The printer arrived, I built it over a weekend, and then I spent the following week producing a small museum of failure. Nobody warns you about this part properly. The marketing shows you a flawless Benchy gliding off the bed. The reality, for the first dozen attempts, is a tangled bird's nest of filament, or a print that peeled off the plate at layer three and got dragged round the bed like a sad little tumbleweed.
I'd bought a kit, an i3-style machine, partly because building it myself felt like the honest way in and partly because it was cheaper. The build went fine. The lies started when I hit print.

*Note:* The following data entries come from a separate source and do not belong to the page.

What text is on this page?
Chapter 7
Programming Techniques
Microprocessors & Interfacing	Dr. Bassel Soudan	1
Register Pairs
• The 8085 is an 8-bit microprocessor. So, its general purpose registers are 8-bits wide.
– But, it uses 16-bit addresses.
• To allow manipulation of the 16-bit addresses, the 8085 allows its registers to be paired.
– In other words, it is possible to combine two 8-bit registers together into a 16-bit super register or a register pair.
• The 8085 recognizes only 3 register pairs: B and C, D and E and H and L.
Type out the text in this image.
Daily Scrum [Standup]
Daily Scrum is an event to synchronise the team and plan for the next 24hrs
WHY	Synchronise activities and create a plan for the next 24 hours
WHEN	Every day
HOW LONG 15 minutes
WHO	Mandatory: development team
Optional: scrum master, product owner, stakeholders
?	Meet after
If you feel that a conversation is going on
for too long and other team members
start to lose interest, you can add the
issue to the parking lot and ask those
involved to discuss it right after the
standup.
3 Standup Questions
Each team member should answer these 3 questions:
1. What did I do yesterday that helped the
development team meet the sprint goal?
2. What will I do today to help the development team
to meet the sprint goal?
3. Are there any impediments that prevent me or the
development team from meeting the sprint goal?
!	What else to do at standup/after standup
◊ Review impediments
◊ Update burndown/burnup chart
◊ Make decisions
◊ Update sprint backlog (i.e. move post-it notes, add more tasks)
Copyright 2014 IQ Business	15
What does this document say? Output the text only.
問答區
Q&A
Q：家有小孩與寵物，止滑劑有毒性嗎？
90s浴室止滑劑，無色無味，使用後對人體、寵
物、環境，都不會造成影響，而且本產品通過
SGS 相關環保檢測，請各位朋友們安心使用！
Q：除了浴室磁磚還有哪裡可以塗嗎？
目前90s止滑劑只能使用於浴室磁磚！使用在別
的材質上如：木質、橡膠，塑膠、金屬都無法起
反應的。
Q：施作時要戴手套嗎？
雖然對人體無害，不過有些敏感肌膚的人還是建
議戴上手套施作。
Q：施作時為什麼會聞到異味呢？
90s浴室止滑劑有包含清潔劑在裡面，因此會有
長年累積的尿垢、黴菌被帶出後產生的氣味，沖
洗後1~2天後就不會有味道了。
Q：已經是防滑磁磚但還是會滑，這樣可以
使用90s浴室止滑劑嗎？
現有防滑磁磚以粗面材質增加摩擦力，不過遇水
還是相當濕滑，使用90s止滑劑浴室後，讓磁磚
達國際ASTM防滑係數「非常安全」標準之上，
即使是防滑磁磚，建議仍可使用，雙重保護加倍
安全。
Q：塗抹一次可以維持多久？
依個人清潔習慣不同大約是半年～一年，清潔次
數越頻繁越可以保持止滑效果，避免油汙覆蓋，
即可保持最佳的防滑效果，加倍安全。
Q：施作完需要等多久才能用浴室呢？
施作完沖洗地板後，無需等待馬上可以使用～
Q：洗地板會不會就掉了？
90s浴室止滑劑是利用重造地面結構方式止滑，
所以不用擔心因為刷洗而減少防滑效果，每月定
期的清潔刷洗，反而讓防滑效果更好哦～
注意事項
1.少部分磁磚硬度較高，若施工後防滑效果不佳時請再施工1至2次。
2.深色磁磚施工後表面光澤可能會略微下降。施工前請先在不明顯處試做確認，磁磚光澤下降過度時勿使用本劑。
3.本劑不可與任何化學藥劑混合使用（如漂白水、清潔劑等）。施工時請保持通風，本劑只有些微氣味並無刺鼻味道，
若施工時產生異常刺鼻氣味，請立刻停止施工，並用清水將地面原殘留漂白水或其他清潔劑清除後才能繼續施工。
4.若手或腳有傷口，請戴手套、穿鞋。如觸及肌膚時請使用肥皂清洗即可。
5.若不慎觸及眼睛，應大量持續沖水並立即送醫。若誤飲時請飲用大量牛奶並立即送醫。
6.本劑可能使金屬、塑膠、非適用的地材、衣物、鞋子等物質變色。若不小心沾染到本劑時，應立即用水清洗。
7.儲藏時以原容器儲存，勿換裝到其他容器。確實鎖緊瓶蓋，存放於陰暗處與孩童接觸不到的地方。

My very first attempt didn't adhere at all. The filament came out, curled up, and the nozzle just smeared it about with magnificent indifference. The second stuck for a bit and then let go. The third produced something that was, technically, a shape, if the shape you were after was "abstract". I changed a variable each time, like a good engineer, and got nowhere, because I was changing the wrong variables.
The thing I was fiddling with was temperature, and flow, and print speed, all the numbers in the slicer that feel like they ought to matter. The thing that actually mattered was the half millimetre of air between the nozzle and the bed, which I'd been treating as roughly correct because I'd "levelled it" once on day one with my eyes.
First-layer adhesion is almost entirely about that gap, and that gap is almost entirely about bed levelling, and bed levelling done by eyeball is not levelling, it's wishing. The trick everyone eventually learns is the paper. You drop the nozzle to its zero height, slide a sheet of ordinary printer paper underneath, and adjust each corner until you feel a slight drag on the paper but it still moves. Do all four corners, then go round again, because adjusting one corner tugs the others out. It feels absurdly low-tech for a machine with stepper motors and a heated bed. It's also the single thing that turned my failure museum into actual objects.
The other half was the surface itself. Bare glass on the heated bed wasn't holding PLA reliably, so I went round with a glue stick, a thin even layer, which sounds like a bodge and is in fact the recommended approach. Between a properly set first-layer gap and a bit of glue, my next print stuck like it had always meant to.
The first thing that came off clean was, of course, a Benchy, the little tugboat everyone prints to prove the machine works. Mine had a touch of stringing and the funnel was a bit rough, but it was a boat, it had a hull and a chimney and it stood up, and after a week of bird's nests I was unreasonably pleased with it. It's still on my desk.
What I'd tell the version of me from a week ago: don't touch the temperature, don't touch the speed, don't touch anything in the slicer. Level the bed properly with a sheet of paper, set the first-layer gap by feel, and only once the first layer goes down clean and flat should you allow yourself to fiddle with anything else. Nearly every early failure is the first layer, and nearly every first-layer problem is that gap. The clever numbers can wait. The boring half a millimetre comes first.